Our hero is a Naval officer who has been reassigned from an underwater habitat project, because it was destroyed by a tremor, to lab work. He gets the message from the listening guy from a lab assistant, who just happens to be his sister. Our hero flies to the hospital, which, incidentally, has slot machines for their patients who are compulsive gamblers.
The guy isn't really crazy, although he sure acts that way; he's discovered that a renegade Chinese general has a private army, and he's dug all the way from China under the Pacific Ocean, and has no less than three tunnels dug across the USA filled with atomic bombs. This nutty premise leads to a few US soldiers fighting a few Chinese soldiers underground.
With the exception of minor characters, the Chinese characters are played by Occidental actors, which is really embarrassing. Not to mention that the atomic bombs have dragon symbols on them, the general's hideout is full of stereotypical Chinese décor, and so forth. He also has a pet hawk that plays no part in the plot, and is just there to tell us he's an evil megalomaniac.

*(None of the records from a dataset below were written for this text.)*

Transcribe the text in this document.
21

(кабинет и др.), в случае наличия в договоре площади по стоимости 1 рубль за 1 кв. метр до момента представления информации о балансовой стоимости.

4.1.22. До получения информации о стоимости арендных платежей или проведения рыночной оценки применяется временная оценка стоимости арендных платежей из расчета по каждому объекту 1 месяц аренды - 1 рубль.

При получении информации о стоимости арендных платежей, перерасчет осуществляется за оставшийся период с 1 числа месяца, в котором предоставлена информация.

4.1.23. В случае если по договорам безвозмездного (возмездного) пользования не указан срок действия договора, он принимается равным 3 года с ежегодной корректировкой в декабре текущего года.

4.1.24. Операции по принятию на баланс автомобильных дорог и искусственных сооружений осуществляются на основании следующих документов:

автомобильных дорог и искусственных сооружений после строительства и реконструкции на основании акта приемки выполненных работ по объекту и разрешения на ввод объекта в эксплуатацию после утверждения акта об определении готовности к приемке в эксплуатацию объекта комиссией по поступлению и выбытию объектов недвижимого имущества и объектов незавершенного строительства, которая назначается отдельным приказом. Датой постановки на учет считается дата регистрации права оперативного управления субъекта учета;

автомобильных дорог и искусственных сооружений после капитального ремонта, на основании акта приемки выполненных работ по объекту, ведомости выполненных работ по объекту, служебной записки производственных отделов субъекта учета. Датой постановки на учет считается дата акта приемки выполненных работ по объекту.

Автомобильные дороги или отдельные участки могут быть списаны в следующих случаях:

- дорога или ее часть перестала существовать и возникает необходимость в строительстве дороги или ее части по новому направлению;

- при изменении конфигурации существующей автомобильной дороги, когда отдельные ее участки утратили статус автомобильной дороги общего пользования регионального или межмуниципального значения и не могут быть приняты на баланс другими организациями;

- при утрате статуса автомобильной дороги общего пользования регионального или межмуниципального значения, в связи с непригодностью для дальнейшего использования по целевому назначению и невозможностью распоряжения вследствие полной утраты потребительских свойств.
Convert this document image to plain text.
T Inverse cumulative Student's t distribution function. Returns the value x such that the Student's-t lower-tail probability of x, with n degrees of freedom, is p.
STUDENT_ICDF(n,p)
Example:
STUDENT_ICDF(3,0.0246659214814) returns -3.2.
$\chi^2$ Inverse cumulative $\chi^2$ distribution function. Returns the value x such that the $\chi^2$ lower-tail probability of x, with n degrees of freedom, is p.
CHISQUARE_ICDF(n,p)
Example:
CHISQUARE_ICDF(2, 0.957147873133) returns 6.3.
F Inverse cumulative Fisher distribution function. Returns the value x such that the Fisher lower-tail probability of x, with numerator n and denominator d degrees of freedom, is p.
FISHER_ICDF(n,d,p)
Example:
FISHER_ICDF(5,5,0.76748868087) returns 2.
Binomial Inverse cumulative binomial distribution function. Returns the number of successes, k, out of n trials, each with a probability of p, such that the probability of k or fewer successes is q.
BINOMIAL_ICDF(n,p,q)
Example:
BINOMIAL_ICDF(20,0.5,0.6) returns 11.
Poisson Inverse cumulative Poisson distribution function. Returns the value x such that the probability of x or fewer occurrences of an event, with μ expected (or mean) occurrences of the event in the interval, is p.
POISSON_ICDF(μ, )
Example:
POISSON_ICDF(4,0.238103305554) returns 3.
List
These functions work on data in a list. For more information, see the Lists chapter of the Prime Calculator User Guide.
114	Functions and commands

The whole thing is like a grade school student's idea of a James Bond movie. There's a Bad Girl, who uses what is obviously an ordinary handheld battery-operated fan to hypnotize the hero, repeating over and over the little poem "Red is green and green is red. The East is sunrise, the West is dead." There's a Good Girl, a science type, who doesn't do much. Since this G-rated movie seems to have been made by children, they both remain fully clothed and the hero doesn't smooch on either one. The bombastic jazz soundtrack is another source of mirth.